A collection of Lonely Planet travel guides

Teknoflas.com – Tony Wheeler terkenal lewat buku seri Lonely Planet yang merupakan sebuah panduan perjalanan pada tahun 1973, di mana Wheeler memulai perjalanan dari London. Dengan mobil minivan-nya, Wheeler melewati jalur backpacker kaum hippie menuju Asia, dan akhirnya sampai di Sydney, di mana dia dan istrinya, Maureen, hanya berbekal uang 27 sen.
Setelah menjual perusahaannya,
Wheleer (66) tidak agi melakukan perjalanan dengan uang terbatas. Awal tahun ini, setidaknya Wheeler telah melakukan 22 kali penerbangan dengan maskapai bujet yang berbeda-beda. Dari London ke Australia, Wheler melakukan perjalanan selama satu bulan penuh.

Itu tidak romantis, pesawat dengan kursi sempit, kemanan bandara yang membosankan, dan penundaan penerbangan, tapi saya menikmatinya,” ujar Wheeler dalam sebuah wawancara di sela-sela acara Ubud Writers and Readers Festival di Bali, pada akhir pekan kemarin, seperti dilaporkan oleh Reuters.

Tony dan Maureen memulai buku panduan Lonely Planet dari buku harian perjalanan asli mereka. Buku-buku awal kami tulis untuk diri sendiri. Dan kemudian, kami menjadi lebih tua, lebih kaya, dan memiliki anak-anak, buku-buku itu berubah bersama kami. Itu bukan kebijakan yang disengaja. Kami berubah dan buku tersebut juga berubah.” tambahnya.

Wheeler juga mengatakan kekecewannaya dengan cara perusahaan penyiaran Inggris tersebut menangani Lonely Planet, menjual waralaba tersebut ke pengusaha tembakau Brad Kelley pada 2013.

Yang kemudian dilanjutkan oleh Wheeler adalah, melakukan perjalanan dan menulis.

Ketika pertama kali Wheeler mendengar ‘poros kejahatan’ dari presiden Amerika, G. W. Bush, yang pertama terlintas di pikirannya adalah ‘saya harus pergi ke sana’.

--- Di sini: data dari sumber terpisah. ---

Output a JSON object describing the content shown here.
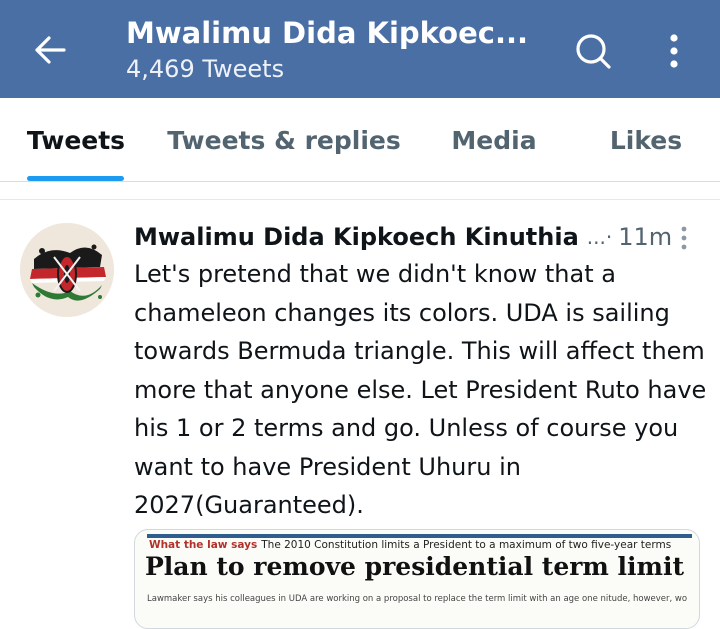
{
  "header": {
    "title": "Mwalimu Dida Kipkoec...",
    "subtitle": "4,469 Tweets",
    "back_icon": "arrow-left-icon",
    "search_icon": "search-icon",
    "more_icon": "more-vertical-icon"
  },
  "tabs": [
    {
      "label": "Tweets",
      "active": true
    },
    {
      "label": "Tweets & replies",
      "active": false
    },
    {
      "label": "Media",
      "active": false
    },
    {
      "label": "Likes",
      "active": false
    }
  ],
  "tweet": {
    "author": "Mwalimu Dida Kipkoech Kinuthia",
    "truncation": "...·",
    "time": "11m",
    "text": "Let's pretend that we didn't know that a chameleon changes its colors. UDA is sailing towards Bermuda triangle. This will affect them more that anyone else. Let President Ruto have his 1 or 2 terms and go. Unless of course you want to have President Uhuru in 2027(Guaranteed).",
    "media": {
      "kicker_label": "What the law says",
      "kicker_text": "The 2010 Constitution limits a President to a maximum of two five-year terms",
      "headline": "Plan to remove presidential term limit",
      "body": "Lawmaker says his colleagues in UDA are working on a proposal to replace the term limit with an age one          nitude, however, would require"
    }
  },
  "colors": {
    "header_bg": "#4a6fa5",
    "accent": "#1d9bf0",
    "muted": "#536471"
  }
}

Hasilnya adalah, sebuah buku yang berjudul Bad Lands pada 2010. Buku tersebut membawa para pembacanya ke negara-negara Iran, Irak, dan Korea Utara, serta negara lainnya yang mempunyai reputasi buruk.

Bad Lands dilanjutkan dengan buku berjudul Dark Lands. Dalam Dark Lands, Wheeler, mengunjungi negara-negara disfungsional. Kriterianya, tempat ini harus diliputi ketengangan, ada tantangan dan risiko untuk memasuki wilayah tersebut.